Privacy Hardening Options

  • Consider Backblaze B2 or Hetzner Storage Box instead of Google
  • VPS on privacy-focused provider (Njalla, 1984.is) if paranoid
  • Current setup is already excellent for 99% of threat models

The "carry your mesh in your backpack" philosophy is peak sovereignty


Costs: 9/10

Monthly Costs

Item Cost Notes

| VPS (Vultr) | $6/mo | Helper only, not critical | | Google One | $0 extra | Already have AI Pro subscription | | cronova.dev | Owned | No additional cost | | verava.ai | ~$5/mo | ~$60/yr to purchase | | Electricity | ~$5-10/mo | Estimate for ~200W | | Total|~$12-16/mo | |

Hardware (One-Time, Already Owned)

  • Most hardware repurposed (NAS from 2013, RPi 4)
  • Smart purchases (PoE switch for cameras, UPS)

Cost Optimizations Already Done

  • Skipped nanduti.io + verava.net ($42/yr saved)
  • No Portainer (free tier limits)
  • No Nextcloud (Syncthing is lighter)
  • VPS as helper only (could be $0 if removed)

Potential Savings

Could eliminate VPS entirely (~$72/yr) if you:

  • Run DERP on mobile kit when traveling
  • Use free uptime monitoring (Uptime Robot)
  • Skip changedetection

Verdict: Exceptional value.
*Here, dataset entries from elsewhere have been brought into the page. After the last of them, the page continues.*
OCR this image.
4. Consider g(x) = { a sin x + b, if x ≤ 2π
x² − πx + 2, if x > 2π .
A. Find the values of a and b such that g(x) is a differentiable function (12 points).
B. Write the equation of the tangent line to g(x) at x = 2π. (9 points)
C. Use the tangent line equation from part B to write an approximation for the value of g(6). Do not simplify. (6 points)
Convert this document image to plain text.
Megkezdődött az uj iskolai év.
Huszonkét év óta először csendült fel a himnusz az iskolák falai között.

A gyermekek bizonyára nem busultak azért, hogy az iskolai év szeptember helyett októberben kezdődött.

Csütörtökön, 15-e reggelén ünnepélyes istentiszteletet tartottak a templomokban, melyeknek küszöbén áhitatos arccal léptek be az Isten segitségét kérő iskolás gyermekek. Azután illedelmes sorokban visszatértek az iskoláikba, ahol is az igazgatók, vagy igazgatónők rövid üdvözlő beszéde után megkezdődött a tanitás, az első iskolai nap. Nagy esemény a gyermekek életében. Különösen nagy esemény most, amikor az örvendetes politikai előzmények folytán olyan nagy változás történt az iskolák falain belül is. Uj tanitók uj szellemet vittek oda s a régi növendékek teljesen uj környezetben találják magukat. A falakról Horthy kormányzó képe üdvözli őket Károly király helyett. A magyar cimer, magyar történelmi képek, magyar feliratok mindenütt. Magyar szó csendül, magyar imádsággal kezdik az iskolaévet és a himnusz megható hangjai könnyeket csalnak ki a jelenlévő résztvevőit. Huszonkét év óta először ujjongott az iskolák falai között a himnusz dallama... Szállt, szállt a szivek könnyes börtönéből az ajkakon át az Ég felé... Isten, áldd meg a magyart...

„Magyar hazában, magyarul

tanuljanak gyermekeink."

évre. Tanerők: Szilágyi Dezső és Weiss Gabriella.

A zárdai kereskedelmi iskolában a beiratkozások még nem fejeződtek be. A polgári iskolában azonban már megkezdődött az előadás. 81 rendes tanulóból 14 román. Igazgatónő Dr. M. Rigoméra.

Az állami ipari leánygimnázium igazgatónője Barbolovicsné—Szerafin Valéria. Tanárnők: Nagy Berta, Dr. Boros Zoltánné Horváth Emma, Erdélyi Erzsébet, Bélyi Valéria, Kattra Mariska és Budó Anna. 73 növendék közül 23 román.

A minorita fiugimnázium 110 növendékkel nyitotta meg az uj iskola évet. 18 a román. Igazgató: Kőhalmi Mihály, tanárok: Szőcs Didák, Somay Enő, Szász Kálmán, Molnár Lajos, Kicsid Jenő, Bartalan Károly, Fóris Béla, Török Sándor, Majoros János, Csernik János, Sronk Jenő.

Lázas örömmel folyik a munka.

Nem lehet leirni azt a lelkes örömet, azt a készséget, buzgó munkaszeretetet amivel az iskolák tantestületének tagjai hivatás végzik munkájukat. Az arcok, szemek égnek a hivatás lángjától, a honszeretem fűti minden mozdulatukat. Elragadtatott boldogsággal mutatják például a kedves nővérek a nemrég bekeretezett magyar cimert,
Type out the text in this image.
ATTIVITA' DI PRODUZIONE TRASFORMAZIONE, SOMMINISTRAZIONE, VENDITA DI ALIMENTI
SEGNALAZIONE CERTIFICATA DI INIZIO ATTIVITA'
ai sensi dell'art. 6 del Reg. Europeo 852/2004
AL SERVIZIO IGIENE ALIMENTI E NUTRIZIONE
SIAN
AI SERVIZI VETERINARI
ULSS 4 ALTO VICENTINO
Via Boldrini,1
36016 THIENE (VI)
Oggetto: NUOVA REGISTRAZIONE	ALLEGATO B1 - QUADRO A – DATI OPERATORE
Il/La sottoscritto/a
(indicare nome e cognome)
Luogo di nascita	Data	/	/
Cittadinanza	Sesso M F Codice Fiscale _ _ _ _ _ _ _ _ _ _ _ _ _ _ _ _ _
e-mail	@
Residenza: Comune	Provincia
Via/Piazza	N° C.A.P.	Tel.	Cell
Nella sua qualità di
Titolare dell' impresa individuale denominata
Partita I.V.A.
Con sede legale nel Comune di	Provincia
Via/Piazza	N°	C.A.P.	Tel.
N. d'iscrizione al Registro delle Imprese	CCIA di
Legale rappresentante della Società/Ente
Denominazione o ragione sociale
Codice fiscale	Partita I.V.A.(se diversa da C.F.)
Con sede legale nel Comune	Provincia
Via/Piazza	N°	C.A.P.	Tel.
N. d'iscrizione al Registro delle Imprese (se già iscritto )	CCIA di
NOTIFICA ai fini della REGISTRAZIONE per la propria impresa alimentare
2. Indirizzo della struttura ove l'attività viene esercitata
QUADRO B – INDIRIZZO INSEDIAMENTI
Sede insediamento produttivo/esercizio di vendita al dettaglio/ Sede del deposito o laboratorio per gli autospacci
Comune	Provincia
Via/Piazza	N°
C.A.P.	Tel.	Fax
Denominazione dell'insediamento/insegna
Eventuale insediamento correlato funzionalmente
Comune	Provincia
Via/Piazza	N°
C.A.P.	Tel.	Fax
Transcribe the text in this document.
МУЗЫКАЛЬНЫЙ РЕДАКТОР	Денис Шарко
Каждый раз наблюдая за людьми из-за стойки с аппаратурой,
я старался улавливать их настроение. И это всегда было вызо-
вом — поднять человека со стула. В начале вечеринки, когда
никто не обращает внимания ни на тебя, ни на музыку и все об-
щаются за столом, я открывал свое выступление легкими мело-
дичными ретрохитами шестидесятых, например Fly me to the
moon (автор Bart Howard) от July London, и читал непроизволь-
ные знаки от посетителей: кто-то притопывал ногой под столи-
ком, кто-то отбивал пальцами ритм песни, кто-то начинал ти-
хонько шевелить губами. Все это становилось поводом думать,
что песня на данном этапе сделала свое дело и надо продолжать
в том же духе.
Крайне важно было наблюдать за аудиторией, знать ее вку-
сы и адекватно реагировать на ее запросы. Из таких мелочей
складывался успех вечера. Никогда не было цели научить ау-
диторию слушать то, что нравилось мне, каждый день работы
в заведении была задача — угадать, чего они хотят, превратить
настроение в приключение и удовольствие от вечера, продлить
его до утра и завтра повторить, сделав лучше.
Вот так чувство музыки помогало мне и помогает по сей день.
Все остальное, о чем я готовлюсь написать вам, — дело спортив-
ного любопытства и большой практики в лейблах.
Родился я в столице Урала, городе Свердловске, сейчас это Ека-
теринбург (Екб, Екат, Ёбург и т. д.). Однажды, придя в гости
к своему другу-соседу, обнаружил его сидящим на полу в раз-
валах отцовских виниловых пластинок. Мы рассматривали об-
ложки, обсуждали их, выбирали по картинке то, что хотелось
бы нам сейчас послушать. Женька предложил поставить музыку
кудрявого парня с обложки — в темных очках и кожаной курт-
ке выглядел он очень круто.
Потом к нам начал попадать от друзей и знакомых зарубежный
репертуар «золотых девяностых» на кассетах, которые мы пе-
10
Commercial equivalents would cost $50-100+/mo.


Geekiness: 11/10

Highlights

Factor Geek Points

| Headscale on RPi 5 | "Carry your mesh in your backpack" - peak mobile sovereignty | | Start9 Bitcoin node | Full node + Lightning on dedicated hardware | | Mini-ITX NAS from 2013 | Repurposed hardware, sustainable | | CLI-first philosophy | lazydocker > Portainer, no GUIs needed | | Modern shell tools | eza, bat, fd, ripgrep, starship | | Guarani domain research | Cultural flex (nanduti.io research) | | 3D printable case | Local maker culture | | QuickSync video decode | Hardware optimization for Frigate | | SOPS + age | Encrypted secrets in git | | Three-tier redundancy | Mobile/Fixed/VPS independent operation |

Geek Credentials

  • Conventional commits
  • Bare git repo for dotfiles
  • GPG signed commits
  • Vim keybindings everywhere
  • Neovim + LazyVim

What Would Increase Geekiness Further

  • OpenWrt on Beryl AX (instead of stock)
  • Custom Frigate ML model training
  • Home Assistant automations with ESPHome
  • Lightning payments for services

Recommendations

Phased Deployment

Prevents overwhelm and lets you learn each layer properly:

Phase Services Focus

| 1 | Headscale, Pi-hole, Vaultwarden | Core infrastructure | | 2 | Jellyfin, *arr stack | Media consumption | | 3 | Home Assistant, Frigate, Mosquitto | Automation & security | | 4 | Start9 (Bitcoin, Lightning) | Financial sovereignty |

Quick Wins

  1. Deploy mobile kit first (RPi 5 + Pi-hole + Headscale)
  2. Get Vaultwarden running early (password access)
  3. Media stack can wait until core is stable

Long-Term Considerations

  • Monitor actual usage of each service
  • Prune services that don't get used
  • Consider Kubernetes when Docker feels limiting
  • Add Prometheus/Grafana for observability

Conclusion

A thoughtfully designed, privacy-respecting, cost-effective homelab with excellent learning potential and maximum geek factor.

The architecture prioritizes sovereignty (self-hosted everything), resilience (three-tier redundancy), and practicality (CLI-first, minimal dependencies).